Ha collaborato Chiara Boracchi
Qualsiasi azienda per forza di cose deve fare profitti, ma la sua missione non si ferma qui. Altrettanto importante è che influisca positivamente sull’ambiente, sulla società e sul territorio in cui opera. Tanto più perché le aspettative del pubblico, su questi temi, sono sempre più alte. Parola di Massimo Mercati, amministratore delegato di Aboca, leader nell’innovazione di prodotti terapeutici a base di complessi molecolari naturali.
L’abbiamo raggiunto alla vigilia di A seminar la buona pianta, il festival ideato e prodotto da Aboca che animerà Milano dal 28 al 30 settembre. L’ecologia sarà come sempre il filo conduttore di una serie di eventi molto eterogenei: attività di condivisione (come la lettura collettiva dell’enciclica Laudato Si’ di Papa Francesco), passeggiate guidate all’Orto Botanico di Brera e alla Darsena, proiezioni cinematografiche, convegni e attività per famiglie.
-3 all’appuntamento con #labuonapianta! Vi aspettiamo a Milano per far crescere #insieme la consapevolezza condivisa di quanto sia importante il rapporto tra uomo e #natura, e quanto sia necessario l’impegno di tutti per il bene comune. https://t.co/GnhEwIYpw0 pic.twitter.com/hLxjxhKswL
— Aboca (@AbocaIT) 25 settembre 2018
Prende il via il 28 settembre a Milano il festival A seminar la buona pianta. Questa è la settima edizione: quali sono gli insegnamenti (e anche le soddisfazioni) più grandi che avete raccolto in questi anni? Come si è evoluto il vostro rapporto con il territorio?
A seminar la buona pianta ormai costituisce una realtà importante e, come sempre nel caso degli eventi culturali di Aboca, ha una doppia valenza. Da un lato quella di comunicare i valori in cui crediamo; e pensiamo che da questo punto di vista i riscontri ottenuti in questi anni siano stati significativi. Ma è anche un’iniziativa di ricerca, che continua a coinvolgere nuovi temi e nuovi attori. Per me il risultato più importante sta nel fatto che da A seminar la buona pianta siano nati tanti altri progetti: il disco e il tour Botanica dei Deproducers in collaborazione con il professor Stefano Mancuso; lo spettacolo Non ci sono più le quattro stagioni di Luca Mercalli e la Banda Osiris.
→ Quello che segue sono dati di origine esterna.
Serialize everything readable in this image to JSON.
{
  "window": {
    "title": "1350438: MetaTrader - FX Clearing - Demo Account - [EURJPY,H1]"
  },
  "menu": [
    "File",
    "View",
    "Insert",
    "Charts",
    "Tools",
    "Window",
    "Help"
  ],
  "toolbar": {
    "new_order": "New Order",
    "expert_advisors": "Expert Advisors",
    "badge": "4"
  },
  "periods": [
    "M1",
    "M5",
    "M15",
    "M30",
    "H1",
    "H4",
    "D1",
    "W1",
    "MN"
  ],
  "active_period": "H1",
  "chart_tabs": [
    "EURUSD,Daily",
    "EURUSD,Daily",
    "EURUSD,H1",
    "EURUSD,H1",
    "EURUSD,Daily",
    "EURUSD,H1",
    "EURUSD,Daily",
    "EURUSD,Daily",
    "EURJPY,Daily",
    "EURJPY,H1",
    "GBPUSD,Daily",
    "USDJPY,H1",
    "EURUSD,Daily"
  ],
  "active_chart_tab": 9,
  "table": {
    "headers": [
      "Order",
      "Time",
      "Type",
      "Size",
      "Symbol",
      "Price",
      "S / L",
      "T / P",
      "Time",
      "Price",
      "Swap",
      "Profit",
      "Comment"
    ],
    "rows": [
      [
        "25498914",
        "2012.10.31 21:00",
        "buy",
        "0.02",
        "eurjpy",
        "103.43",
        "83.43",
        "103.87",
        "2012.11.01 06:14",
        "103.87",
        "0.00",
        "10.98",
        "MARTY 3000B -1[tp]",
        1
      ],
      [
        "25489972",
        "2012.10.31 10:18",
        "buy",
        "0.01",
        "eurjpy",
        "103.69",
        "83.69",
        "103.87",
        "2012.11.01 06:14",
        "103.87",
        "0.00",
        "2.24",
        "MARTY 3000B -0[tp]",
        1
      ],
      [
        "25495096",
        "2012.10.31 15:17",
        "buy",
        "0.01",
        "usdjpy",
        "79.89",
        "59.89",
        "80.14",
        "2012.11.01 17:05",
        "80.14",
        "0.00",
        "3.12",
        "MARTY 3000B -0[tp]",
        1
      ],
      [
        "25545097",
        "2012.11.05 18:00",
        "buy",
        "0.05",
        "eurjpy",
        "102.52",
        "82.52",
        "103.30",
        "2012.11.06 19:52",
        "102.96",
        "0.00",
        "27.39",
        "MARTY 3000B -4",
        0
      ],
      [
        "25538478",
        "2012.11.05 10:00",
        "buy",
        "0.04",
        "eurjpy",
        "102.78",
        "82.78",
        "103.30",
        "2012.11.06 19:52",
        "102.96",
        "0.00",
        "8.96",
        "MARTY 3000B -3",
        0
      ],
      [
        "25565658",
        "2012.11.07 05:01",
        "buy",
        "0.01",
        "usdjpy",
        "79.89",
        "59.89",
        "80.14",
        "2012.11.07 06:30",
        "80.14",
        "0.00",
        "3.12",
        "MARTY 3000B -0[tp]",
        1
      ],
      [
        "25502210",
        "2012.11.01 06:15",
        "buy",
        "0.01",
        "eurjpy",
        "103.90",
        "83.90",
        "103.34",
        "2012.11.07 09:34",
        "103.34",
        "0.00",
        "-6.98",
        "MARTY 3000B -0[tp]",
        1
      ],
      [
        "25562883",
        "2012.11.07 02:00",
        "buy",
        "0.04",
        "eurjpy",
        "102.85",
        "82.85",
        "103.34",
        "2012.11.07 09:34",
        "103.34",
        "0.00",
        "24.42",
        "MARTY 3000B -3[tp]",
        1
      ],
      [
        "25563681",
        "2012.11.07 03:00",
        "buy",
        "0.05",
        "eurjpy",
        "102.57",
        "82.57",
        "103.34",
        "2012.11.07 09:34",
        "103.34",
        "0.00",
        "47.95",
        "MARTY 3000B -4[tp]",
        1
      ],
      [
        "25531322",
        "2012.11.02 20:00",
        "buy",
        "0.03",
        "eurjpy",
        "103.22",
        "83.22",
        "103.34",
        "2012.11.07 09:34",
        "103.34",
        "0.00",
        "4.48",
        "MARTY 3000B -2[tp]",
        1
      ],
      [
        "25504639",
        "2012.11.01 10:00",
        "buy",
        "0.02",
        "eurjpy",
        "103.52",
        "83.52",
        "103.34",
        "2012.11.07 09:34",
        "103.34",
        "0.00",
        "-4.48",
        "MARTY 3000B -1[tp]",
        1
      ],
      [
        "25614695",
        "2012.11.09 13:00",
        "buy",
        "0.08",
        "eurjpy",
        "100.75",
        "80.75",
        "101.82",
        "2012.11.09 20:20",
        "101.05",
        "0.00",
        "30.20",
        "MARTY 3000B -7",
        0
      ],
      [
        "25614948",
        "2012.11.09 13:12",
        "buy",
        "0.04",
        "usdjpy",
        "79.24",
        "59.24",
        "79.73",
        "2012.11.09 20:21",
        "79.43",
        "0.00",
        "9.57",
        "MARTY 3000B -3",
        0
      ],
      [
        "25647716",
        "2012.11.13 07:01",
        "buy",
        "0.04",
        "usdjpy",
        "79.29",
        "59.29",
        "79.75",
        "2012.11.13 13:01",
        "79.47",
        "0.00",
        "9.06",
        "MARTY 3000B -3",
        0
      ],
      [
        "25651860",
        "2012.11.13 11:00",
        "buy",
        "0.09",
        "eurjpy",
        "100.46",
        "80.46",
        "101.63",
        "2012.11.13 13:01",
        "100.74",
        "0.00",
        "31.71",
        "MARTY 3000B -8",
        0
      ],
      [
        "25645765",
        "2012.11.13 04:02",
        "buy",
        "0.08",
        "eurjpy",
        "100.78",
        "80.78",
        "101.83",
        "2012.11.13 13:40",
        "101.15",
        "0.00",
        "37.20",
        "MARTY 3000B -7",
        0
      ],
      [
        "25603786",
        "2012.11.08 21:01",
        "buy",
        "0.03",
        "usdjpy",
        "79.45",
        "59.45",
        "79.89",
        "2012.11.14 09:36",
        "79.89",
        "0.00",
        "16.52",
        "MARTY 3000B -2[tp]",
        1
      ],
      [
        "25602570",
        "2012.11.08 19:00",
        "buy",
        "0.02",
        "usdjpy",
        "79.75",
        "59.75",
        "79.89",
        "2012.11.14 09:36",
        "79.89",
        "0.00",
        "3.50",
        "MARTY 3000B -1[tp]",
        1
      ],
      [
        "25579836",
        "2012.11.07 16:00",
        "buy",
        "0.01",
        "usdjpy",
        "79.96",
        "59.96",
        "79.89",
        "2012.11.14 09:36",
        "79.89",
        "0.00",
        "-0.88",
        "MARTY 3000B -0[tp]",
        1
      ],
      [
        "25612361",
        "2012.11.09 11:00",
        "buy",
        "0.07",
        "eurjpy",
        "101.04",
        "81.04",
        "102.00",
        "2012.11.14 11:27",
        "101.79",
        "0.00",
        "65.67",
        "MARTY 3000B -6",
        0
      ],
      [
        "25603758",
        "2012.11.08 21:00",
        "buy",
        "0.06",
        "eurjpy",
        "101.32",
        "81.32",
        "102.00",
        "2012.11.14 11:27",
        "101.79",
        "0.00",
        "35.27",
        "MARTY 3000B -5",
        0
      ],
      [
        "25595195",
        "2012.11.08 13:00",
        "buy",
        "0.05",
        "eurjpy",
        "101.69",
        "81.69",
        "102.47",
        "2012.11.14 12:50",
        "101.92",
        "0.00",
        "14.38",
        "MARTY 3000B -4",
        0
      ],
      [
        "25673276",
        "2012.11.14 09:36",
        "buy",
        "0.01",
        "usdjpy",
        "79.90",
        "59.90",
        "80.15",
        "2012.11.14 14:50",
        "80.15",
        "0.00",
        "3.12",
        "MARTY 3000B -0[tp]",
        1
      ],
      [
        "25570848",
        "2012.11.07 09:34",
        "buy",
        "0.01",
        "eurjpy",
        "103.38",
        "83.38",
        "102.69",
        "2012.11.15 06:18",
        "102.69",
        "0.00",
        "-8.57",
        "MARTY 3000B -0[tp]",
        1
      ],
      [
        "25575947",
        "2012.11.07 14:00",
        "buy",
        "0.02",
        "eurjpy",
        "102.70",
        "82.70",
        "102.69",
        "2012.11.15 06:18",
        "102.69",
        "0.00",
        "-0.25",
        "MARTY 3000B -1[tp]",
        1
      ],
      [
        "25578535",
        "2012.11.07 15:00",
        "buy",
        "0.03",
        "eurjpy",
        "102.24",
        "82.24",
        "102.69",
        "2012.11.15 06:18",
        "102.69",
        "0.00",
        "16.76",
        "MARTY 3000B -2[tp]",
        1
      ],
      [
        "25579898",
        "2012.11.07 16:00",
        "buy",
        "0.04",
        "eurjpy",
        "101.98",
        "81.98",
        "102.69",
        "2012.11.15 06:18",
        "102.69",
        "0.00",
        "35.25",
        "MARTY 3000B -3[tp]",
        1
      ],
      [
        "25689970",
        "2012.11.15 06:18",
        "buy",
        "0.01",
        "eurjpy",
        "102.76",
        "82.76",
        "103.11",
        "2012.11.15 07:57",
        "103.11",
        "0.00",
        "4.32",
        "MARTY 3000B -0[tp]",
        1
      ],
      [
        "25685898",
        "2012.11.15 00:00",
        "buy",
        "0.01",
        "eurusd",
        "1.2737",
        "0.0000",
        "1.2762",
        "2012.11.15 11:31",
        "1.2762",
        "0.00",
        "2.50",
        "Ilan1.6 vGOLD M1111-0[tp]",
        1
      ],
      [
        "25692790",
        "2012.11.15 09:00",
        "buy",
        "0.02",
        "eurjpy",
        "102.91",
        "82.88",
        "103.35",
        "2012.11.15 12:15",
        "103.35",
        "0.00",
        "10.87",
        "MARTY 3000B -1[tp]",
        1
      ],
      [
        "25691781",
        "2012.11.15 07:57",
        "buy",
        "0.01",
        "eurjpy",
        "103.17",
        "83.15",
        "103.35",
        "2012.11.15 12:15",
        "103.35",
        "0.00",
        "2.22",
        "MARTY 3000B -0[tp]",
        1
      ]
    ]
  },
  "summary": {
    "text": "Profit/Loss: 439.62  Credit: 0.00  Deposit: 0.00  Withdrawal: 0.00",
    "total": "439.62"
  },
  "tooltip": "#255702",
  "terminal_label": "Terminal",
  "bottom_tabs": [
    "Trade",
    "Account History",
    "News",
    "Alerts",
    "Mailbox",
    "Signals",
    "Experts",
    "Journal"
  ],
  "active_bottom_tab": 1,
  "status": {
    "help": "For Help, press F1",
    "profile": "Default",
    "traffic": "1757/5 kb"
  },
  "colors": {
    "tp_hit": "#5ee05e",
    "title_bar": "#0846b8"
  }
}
Quest’anno ci sarà lo spettacolo Acquadueo e pubblicheremo “Sull’acqua”, il nuovo libro di Michele Serra.
Con il territorio altresì noi lavoriamo molto. Milano è diventata la patria di A seminar la buona pianta, creando tante relazioni, a partire da quella con l’Orto Botanico di Brera o con la Fondazione Feltrinelli dove si svolgeranno gli incontri. Quest’anno il convegno di punta si terrà venerdì 28 settembre alle 16 a Palazzo Mezzanotte, sede della Borsa Italiana, dove parleremo di impresa responsabile. È proprio il luogo elettivo in cui porsi domande su concetti che hanno fortissimi punti di contatto con la visione di deep ecology che noi portiamo avanti.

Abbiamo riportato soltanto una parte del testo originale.